Researchers and support services have focused on mothers and children. Unless the needs of each member of exceptional families are acknowledged and addressed, fathers will continue to be overlooked.

One of the questions addressed by the author before embarking on the study was the possibility of offering support after the interviews took place. This did not happen; whether talking to someone outside the family had enabled the partners to discuss their child and concerns is unknown. The confidences were never mentioned again. The ongoing relationship between author and families continued and the personal discussions did not appear to interfere with the professional relationship, in fact it gave the author a greater understanding of the dynamics within the families and has had implications for all her future contacts. However, whilst the author gained an insight, what did these particular fathers gain? Was this the first and last time they were not 'hard-to reach'? (McConkey, 1994).

Acknowledgements

To the mothers and fathers of the ten children who allowed me to speak to them and shared their recollections, to Dr Ann Lewis, Professor Tricia David and Barry Carpenter for their encouragement and support.

Appendix

Semi structured interview schedule

This was used as a "aide memoire" to ensure the same subject area was covered with each interviewee.

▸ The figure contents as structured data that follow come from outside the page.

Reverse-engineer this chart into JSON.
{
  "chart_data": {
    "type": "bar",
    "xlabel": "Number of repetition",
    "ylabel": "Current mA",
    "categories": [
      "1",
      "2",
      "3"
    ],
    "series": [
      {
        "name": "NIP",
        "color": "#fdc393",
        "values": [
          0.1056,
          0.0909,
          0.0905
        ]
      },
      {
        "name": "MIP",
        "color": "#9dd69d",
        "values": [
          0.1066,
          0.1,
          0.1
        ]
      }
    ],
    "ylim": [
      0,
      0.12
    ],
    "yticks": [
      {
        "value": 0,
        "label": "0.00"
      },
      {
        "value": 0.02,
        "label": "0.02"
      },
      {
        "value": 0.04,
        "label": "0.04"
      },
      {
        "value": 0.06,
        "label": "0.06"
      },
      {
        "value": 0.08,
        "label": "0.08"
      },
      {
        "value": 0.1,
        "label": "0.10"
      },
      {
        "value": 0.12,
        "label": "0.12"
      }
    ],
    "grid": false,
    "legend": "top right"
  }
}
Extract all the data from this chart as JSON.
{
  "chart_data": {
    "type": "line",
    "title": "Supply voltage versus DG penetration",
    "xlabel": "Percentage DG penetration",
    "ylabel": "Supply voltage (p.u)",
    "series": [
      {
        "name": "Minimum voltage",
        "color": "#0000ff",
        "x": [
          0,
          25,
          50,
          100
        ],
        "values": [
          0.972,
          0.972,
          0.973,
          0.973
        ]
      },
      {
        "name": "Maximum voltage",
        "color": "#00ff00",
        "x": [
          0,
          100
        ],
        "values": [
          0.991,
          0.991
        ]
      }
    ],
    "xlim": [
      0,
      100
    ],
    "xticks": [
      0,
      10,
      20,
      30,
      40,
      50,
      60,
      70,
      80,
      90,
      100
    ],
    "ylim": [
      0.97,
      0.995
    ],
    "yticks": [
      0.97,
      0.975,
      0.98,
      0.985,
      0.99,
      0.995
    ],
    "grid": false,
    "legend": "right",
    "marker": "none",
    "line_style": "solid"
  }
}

  1. Can you remember much about the pregnancy?
  2. Did the labour start at home or was your wife/partner in hospital?
  3. What happened in the labour ward?
  4. Who was there and what do you remember about them at the birth?
  5. How were the nurses/midwife in the delivery room?
  6. Was there a doctor there?
  7. Can you remember what happened when you left there? Where did you go? Was the baby with you?
  8. What happened then?
  9. Do you remember who you spoke to?
  10. Who suggested all was not well? How was this done?
  11. Who told you?
  12. Were they on their own?
  13. Can you remember anything they said during these moments?
  14. What did you do when you left your wife/partner in hospital?
  15. Where did you go?
  16. Did you tell anyone - phone, contact? Can you remember what you said?
  17. When did you go back to the hospital?
  18. Did you see a nurse?
  19. Did the paediatrician come to see you?
  20. Did you ask any questions?
  21. Did anyone visit?
  22. What contact did you have with the nurses?
  23. What contact did you have with the doctors?
  24. Can you remember what happened when you went home with your wife/partner and baby?
  25. Who called?
  26. Did you see your GP?
  27. Did you meet your health visitor?
  28. What about your colleagues at work - did you talk to them?
  29. When did you go back to work?
  30. Did you find any books which were helpful?
  31. Who do you think was the most helpful person?